The Big Airbnb Trip
I think one of the trickiest aspects of Christianity - something probably all of us Christians struggle with at one point or another - is trying to discern God's will for our lives. When we have to make a major decision, should we go with Choice A or Choice B?
I want to share a story that relates to that subject.
Living in New York City can be tiresome. Lots of traffic. Lots of people. Lots of concrete. In order to escape it all, often times my family will stay at Airbnb’s outside the city. We'll go upstate, or sometimes to Pennsylvania. It's nice to just get out and relax in nature.
About a week ago, I was perusing the Airbnb app. Typically, whenever my family had stayed at Airbnb’s in the past, it was for two or three nights. But this summer I wanted to do something special as a family. I wanted to rent a place for an entire month. Some Airbnb hosts offer a special discount if you rent for a month, and I thought it would be a great way for the kids to spend the summer. I could commute to the city to work when needed, and the kids could have fun by the water.
After perusing the Airbnb app for a few days, I stumbled upon an amazing deal. A beautiful, modern cabin in Pennysylvania. Access to a lake. The host was offering a 70% discount, if rented for an entire month. What normally would have cost $10,000 would cost $3,000. I had never seen a deal like that before. Excited, I made the reservation.
A few days passed. Then something unexpected happened. I was doing my morning prayers, and the trip I had reserved came to mind. I felt uneasiness in my heart and mind. An inexplicable sense of worry. I tried to push it off. I went on with the rest of my day.
But later that night, when I went to pray again, I experienced the same thing. Worry. Apprehension. Uneasiness regarding the trip. And not only that, but the uneasiness even spread to my bible reading as well. I could barely read a chapter.
From a logical perspective, I couldn't understand it. It was a beautiful home. Very highly rated by prior guests. It was an incredible deal. I couldn't identify any specific reason why we shouldn't go. But from that point on, whenever I went to pray or read the bible, my heart started to beat fast, and I couldn’t focus.

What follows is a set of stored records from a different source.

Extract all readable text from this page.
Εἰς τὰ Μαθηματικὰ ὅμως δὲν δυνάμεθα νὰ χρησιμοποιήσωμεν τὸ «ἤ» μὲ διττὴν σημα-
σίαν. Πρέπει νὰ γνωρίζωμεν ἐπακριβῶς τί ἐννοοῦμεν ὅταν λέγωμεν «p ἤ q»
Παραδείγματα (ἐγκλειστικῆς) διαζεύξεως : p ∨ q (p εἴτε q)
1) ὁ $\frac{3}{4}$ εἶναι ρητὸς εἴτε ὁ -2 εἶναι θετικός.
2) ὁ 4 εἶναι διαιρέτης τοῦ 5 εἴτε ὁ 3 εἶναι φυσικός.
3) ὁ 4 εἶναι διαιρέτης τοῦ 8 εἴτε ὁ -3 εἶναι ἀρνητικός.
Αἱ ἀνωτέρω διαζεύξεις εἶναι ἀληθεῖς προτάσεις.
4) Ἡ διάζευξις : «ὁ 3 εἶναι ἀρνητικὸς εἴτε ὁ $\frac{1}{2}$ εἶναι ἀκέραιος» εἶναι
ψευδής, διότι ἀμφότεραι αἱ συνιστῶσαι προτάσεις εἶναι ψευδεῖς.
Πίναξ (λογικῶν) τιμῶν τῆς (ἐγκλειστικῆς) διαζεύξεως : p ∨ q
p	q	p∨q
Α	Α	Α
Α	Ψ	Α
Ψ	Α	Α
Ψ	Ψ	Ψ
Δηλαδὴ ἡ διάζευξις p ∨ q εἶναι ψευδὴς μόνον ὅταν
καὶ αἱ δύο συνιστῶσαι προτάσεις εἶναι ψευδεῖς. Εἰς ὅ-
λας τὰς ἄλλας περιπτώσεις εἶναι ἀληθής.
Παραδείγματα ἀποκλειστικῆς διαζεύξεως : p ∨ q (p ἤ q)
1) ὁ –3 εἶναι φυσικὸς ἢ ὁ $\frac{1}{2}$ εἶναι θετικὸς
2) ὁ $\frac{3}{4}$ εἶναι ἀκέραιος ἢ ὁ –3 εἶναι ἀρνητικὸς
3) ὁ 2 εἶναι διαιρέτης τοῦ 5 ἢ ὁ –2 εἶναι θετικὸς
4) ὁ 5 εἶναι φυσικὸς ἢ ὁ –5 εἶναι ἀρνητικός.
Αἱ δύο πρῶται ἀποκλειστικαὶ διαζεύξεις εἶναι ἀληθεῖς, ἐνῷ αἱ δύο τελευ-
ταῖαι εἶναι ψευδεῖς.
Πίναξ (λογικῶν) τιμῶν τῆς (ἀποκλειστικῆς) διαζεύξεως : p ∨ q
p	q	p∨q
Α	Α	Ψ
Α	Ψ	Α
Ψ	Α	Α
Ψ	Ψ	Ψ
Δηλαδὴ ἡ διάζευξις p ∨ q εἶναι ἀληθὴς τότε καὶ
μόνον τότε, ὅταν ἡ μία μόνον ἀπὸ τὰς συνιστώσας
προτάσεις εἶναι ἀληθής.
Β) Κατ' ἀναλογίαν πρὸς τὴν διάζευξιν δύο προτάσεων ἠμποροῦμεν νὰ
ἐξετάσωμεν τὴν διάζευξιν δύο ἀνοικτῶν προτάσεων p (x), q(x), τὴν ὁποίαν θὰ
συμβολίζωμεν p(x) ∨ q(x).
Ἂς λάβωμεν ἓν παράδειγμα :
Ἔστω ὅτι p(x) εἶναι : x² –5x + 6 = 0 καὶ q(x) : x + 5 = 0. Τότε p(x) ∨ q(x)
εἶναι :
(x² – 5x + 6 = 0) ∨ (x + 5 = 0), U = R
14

Finally, and reluctantly, I went to the Airbnb app and canceled my reservation. Immediately the uneasiness went away, and I was able to pray and read the bible like normal again.
Philippians 4:6-7
Be careful for nothing; but in every thing by prayer and supplication with thanksgiving let your requests be made known unto God.
[7] And the peace of God, which passeth all understanding, shall keep your hearts and minds through Christ Jesus.
Here, the bible promises us that when we pray, we will experience the “peace of God” in our hearts and minds.
As I said before, discerning God's will can be tricky. And I definitely don’t have all the answers. But I can give you one tip: if you’re ever praying about something, and you don’t experience the “peace of God, which passeth all understanding;” instead you experience the exact opposite - worry, uneasiness, and apprehension - that could be a sign that is not the route God wants you to take. On the other hand, if you do possess perfect peace regarding a particular decision, that could be a sign you’ve chosen the right path.
I don't know why God didn't want my family to go on that trip. But I do know this - after having canceled the trip, the stress and uneasiness completely went away. I can pray normal again. I can read the bible normal again. And as nice as that trip would have been, maintaining peace with God in my heart is infinitely more important.